ZUZWIL. Nachdem der Zuzwiler Dorfbach am 14. Juni Hochwasser führte und Teile der Gemeinde unter Wasser setzte, soll und muss er saniert werden. Die Vorarbeiten verzögern sich aber. Die Finanzierung dürfte noch für erhitzte Gemüter sorgen.
Simon Dudle
Vor allem im unteren Teil des Dorfes hat der Bach am 14. Juni grössere Bereiche unter Wasser gesetzt. (Bild: Ruth Grünenfelder)

Vor allem im unteren Teil des Dorfes hat der Bach am 14. Juni grössere Bereiche unter Wasser gesetzt. (Bild: Ruth Grünenfelder)

Der 14. Juni wird manch einem Zuzwiler in unguter Erinnerung bleiben. Nahezu von einer Minute auf die andere setzte sintflutartiger Regen ein. Der Dorfbach konnte die Wassermassen vor allem im unteren Teil nicht schlucken und trat an mehreren Stellen über die Ufer. Beachtliche Teile der Gemeinde wurden überschwemmt.

Mittlerweile ist das Bachbett wieder instand gestellt, grössere Uferschäden wurden repariert, Ablagerungen entfernt, umgestürzte Bäume gefällt und samt Wurzelstöcken beseitigt. Die Kosten von «ein paar 10 000 Franken», wie Gemeindepräsident Roland Hardegger sagt, dürften vom Kanton und der Perimeterkasse der Gemeinde bezahlt werden. Mehrere Anstösser haben auf Eigeninitiative Sandsäcke gekauft und Erdwalle aufgeschüttet.

Nicht erwünscht

Damit ist es aber noch längst nicht getan. «Ich gehe davon aus, dass der Bach wieder überlaufen würde, wenn die gleiche Menge an Wasser käme wie am 14. Juni», sagt Hardegger. Dies ist einer der Gründe, wieso nun eine umfassende Sanierung vorbereitet wird. Entweder macht man das Bachbett tiefer oder breiter. Entscheidet man sich für die Breite, muss die Gemeinde Land erwerben, was in der Regel zu schwierigen Diskussionen oder gar Enteignungen führt. Grundsätzlich dürfte dem Projekt mancher Stein im Weg liegen. Dies zeigt sich bereits in dieser frühen Phase. Für die Erarbeitung des Vorprojekts sind Aufnahmen des Geländes zu erstellen. Jedoch wurde den Verantwortlichen teilweise der Zutritt auf privates Land verweigert. So muss ein Ingenieur vom Bach her Aufnahmen mittels GPS machen. Auch eine teilweise ungenügende Rodung des Gebiets erschwert die Sache. Der Gemeinderat hat entschieden, auf eine erzwungene Rodung zu verzichten und abzuwarten, bis alles Laub von den Bäumen gefallen ist. Erst dann wird mit der Aufnahme der GPS-Daten begonnen.

Ausserordentlicher Kredit

Knatsch ist auch bei der Finanzierung programmiert. Denn diese ist noch nicht geregelt. Grundsätzlich haben sich Anstösser eines Gewässers an Sanierungen zu beteiligen, ob sie wollen oder nicht. Denn ihnen gehört ein Teil des Bachs. «Die Solidarität muss aber spielen, und wir haben die Frage zu beantworten, was zumutbar ist und wo die Schmerzgrenze liegt», sagt Hardegger. Das Gemeindeoberhaupt geht davon aus, dass sich der Kanton mit gut 50 Prozent an den Kosten beteiligen wird. Den Rest müssen Gemeinde und Private finanzieren.

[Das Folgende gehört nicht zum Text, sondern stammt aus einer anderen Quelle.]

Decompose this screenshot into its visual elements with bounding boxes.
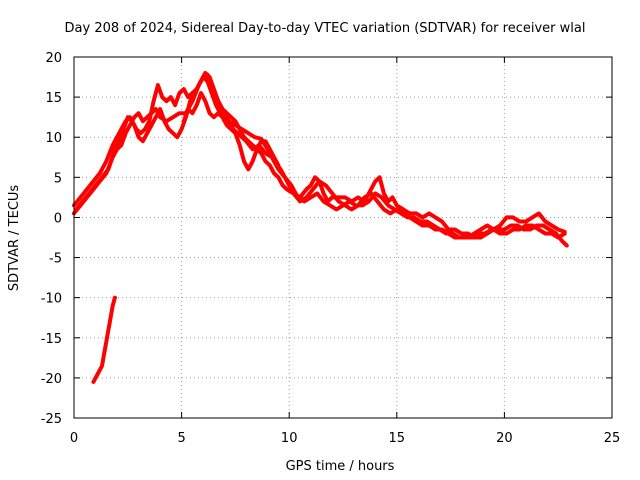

Wie viel zu berappen ist, kann derzeit noch nicht gesagt werden. Zuerst geht es darum, herauszufinden, welche Massnahmen nötig sind. Für die Erstellung dieses Vorprojekts wurden vier Offerten eingeholt; und der Zuschlag ging an die Brühwiler AG in Gossau. Der Gemeinderat hat für dieses Vorprojekt einen ausserordentlichen Kredit von 66 000 Franken genehmigt.

Bis zu einem Jahrzehnt

Wann die Bachsanierung durchgeführt wird, kann Roland Hardegger nicht prognostizieren, da eine einzelne Person mittels Einsprachen die Umsetzung während Jahren verzögern kann. «In der Regel nimmt eine Bachsanierung fünf bis zehn Jahre in Anspruch», sagt er.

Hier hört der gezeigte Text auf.